The Vendor shall without undue delay, and always within a timeframe allowing LanguageWire to comply with the Data Protection Legislation, notify LanguageWire in writing with copy to firstname.lastname@example.org in the event of any identified or potential breach of personal data processed under the Vendor Agreement. Furthermore, the Vendor shall comply with further instructions on ensuring documentation of (possible) personal data breaches, as well as further instructions from LanguageWire or LanguageWire’s client, as the case may be.
The notification must at least:
- Describe the personal data breach, including the categories and number of data subjects concerned, date and time of the incident, summary of the incident that caused the personal data breach, the categories and number of data records concerned, and the nature and the content of the personal data concerned;
- Describe the circumstances of the personal data breach (e.g. loss, theft, copying);
- Communicate the identity and contact details of the Vendor’s data protection officer or other contact point where more information can be obtained;
- Recommend measures to mitigate the possible adverse effects of the personal data breach;
- Describe the likely consequences and potential risk to the data subject due to the personal data breach;
- Describe the measures proposed or taken by the Vendor and/or the subprocessor, as applicable, to address the personal data breach; and
- Include any other information required in order for LanguageWire to comply with the Data Protection Legislation, including duties of notification and disclosure in relation to public authorities.

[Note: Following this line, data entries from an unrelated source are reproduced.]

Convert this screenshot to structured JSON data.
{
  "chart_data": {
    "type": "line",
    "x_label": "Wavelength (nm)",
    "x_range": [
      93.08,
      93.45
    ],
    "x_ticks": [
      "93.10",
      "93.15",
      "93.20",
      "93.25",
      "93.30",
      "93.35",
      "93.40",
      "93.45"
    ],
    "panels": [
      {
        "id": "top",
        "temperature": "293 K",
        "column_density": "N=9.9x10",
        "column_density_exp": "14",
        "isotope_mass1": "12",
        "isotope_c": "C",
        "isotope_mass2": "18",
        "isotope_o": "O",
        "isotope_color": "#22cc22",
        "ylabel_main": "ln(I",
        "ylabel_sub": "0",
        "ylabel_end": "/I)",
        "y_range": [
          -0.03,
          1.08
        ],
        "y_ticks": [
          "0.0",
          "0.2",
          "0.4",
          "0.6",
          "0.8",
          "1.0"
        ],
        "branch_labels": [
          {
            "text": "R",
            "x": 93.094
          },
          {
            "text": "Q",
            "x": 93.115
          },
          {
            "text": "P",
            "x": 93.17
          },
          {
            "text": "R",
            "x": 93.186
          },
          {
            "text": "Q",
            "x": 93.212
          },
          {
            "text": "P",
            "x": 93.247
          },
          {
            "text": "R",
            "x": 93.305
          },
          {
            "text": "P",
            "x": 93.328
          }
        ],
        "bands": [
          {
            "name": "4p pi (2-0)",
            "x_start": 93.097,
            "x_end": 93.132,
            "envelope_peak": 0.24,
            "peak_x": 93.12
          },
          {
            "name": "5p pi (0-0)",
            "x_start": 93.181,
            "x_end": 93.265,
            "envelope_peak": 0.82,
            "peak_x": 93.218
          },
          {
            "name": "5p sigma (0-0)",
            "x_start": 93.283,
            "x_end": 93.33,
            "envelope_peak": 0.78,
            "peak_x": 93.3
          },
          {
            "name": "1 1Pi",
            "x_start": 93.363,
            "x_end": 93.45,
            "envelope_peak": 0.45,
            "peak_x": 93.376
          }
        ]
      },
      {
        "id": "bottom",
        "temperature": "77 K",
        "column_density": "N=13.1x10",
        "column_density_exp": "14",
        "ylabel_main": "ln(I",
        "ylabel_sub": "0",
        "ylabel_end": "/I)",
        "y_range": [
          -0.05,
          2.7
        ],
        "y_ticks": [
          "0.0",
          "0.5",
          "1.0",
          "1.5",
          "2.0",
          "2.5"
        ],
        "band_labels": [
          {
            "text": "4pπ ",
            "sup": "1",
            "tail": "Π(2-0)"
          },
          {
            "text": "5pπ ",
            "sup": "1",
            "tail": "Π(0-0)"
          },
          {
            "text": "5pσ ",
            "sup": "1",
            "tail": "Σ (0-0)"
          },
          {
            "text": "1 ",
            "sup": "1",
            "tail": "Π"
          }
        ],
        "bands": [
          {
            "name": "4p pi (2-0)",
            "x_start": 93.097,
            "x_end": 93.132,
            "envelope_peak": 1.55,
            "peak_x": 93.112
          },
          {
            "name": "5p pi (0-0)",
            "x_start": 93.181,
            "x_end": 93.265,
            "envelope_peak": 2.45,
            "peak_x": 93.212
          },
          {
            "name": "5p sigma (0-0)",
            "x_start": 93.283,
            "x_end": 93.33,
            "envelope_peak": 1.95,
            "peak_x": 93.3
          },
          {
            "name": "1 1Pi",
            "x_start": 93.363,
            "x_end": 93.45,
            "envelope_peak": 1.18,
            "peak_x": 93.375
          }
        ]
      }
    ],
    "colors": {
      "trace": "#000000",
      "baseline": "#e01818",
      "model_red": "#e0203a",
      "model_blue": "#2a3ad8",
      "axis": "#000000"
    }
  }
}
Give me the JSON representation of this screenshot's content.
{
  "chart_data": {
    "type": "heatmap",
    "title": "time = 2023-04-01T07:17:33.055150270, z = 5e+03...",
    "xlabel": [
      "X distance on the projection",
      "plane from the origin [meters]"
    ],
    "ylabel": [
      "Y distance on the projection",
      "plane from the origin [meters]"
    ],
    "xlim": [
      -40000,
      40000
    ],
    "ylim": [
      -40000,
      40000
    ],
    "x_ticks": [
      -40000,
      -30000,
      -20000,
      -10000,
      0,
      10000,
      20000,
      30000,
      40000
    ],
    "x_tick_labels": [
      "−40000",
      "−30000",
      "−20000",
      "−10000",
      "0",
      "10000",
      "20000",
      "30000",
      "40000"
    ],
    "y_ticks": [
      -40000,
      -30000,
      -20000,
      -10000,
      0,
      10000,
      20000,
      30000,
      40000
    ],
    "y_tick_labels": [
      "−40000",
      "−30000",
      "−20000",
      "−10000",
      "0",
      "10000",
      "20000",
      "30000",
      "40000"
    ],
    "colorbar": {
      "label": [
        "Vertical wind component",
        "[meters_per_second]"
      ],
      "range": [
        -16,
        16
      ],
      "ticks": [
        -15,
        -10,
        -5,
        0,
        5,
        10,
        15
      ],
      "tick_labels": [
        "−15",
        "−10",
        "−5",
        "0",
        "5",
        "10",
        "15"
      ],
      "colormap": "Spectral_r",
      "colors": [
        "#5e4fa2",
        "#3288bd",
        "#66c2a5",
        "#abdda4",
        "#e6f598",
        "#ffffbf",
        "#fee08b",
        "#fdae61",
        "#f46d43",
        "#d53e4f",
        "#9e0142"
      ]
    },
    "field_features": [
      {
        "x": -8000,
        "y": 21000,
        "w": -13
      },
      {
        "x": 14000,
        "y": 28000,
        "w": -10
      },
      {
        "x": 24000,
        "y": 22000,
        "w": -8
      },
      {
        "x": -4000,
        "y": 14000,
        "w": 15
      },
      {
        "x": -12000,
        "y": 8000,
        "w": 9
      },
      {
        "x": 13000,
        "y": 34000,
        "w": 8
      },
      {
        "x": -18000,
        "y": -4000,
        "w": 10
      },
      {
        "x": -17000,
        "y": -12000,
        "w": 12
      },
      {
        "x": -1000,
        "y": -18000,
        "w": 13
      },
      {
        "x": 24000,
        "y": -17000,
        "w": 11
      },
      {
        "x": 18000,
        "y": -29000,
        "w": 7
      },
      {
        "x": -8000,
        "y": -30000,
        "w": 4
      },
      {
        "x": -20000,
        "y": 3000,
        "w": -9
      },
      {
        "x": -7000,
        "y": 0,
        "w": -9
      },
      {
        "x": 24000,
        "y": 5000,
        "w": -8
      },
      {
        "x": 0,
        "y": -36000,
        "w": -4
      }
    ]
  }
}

7. Return or deletion of personal data
At all times, the Vendor must follow the requirements set out by LanguageWire in terms of return or deletion of personal data.
Following termination of the Vendor Agreement and at LanguageWire’s request, the Vendor shall (a) destroy, or (b) return to LanguageWire (in a mutually agreed, readily accessible and commercially reasonable file format), all personal data that is in its possession or control.
Upon LanguageWire’s request for deletion of personal data, the Vendor will effectively delete the personal data and provide documentation in evidence of the effective deletion of the personal data.
The Vendor is obliged to delete any received personal data within 90 days of it becoming unnecessary for job processing, regardless of a formal request from LanguageWire (usually after completion of the translation).